Menurut dia, keputusan Jokowi pada 1 November 2013 lalu dinilai tergesa-gesa, dan itu dapat memotivasi kepala daerah lain untuk mengambil keputusan serupa. Dia menyesalkan itu, terlebih keputusan tak memuaskan kelompok buruh. "Soal UMP itu kebijakan besar, seharusnya Jokowi berpikir matang," ujar Haris.

Haris mengatakan penetapan UMP oleh Jokowi hanya sehari berselang dari aksi mogok nasional para buruh. "Toh, UMP-nya diterapkan per Januari 2014 nanti. Seharusnya masih ada ruang untuk bernegosiasi," ujar Haris.

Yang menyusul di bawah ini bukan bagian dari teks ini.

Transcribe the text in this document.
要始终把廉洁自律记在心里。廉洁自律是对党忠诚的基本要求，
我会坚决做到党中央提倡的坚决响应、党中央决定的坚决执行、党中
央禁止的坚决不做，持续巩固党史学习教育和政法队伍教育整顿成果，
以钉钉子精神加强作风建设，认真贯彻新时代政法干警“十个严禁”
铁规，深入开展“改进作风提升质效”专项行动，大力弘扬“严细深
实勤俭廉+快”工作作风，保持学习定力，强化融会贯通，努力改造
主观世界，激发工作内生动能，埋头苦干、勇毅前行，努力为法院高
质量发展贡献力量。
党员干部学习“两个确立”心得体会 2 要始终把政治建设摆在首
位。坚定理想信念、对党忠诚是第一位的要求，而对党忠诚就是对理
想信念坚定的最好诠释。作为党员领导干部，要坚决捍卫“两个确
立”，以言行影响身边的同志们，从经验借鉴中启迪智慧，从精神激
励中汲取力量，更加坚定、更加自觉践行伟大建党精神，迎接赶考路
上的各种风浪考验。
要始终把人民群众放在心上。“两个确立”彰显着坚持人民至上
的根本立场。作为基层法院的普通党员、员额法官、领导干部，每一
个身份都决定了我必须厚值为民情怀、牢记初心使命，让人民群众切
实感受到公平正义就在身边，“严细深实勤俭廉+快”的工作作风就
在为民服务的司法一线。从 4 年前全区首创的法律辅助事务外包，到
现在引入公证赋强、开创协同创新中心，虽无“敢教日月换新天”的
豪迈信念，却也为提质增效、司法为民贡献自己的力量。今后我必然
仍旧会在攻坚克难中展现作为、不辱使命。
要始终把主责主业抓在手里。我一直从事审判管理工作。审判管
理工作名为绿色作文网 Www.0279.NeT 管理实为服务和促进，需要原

Presiden Konfederasi Serikat Pekerja Indonesia, Said Iqbal, mengatakan UMP Rp 2,4 juta tak mencukupi kebutuhan hidup buruh di Jakarta. Menurut Said, hitungan kasar kebutuhan makan buruh per bulan mencapai Rp 900 ribu. Untuk keperluan sewa rumah atau kontrak diperkirakan mencapai Rp 600 ribu. Kemudian biaya transportasi tiap bulan bisa mencapai Rp 500 ribu.

Praktis, kata Said, uang sisa buruh hanya Rp 400 ribu saja yang digunakan untuk keperluan lain dan menabung. "Bayangkan, buruh hidup di Jakarta dengan bekal uang segitu," kata Said.

Seperti diketahui, buruh di Jakarta menuntut kenaikan UMP menjadi Rp 3,7 juta dari yang berlaku saat ini sebesar Rp 2,2 juta. Dasarnya adalah komponen kebutuhan hidup layak yang menurut mereka mesti dikoreksi, dari Rp 1,9 juta hasil penetapan pemerintah menjadi Rp 2,4 juta.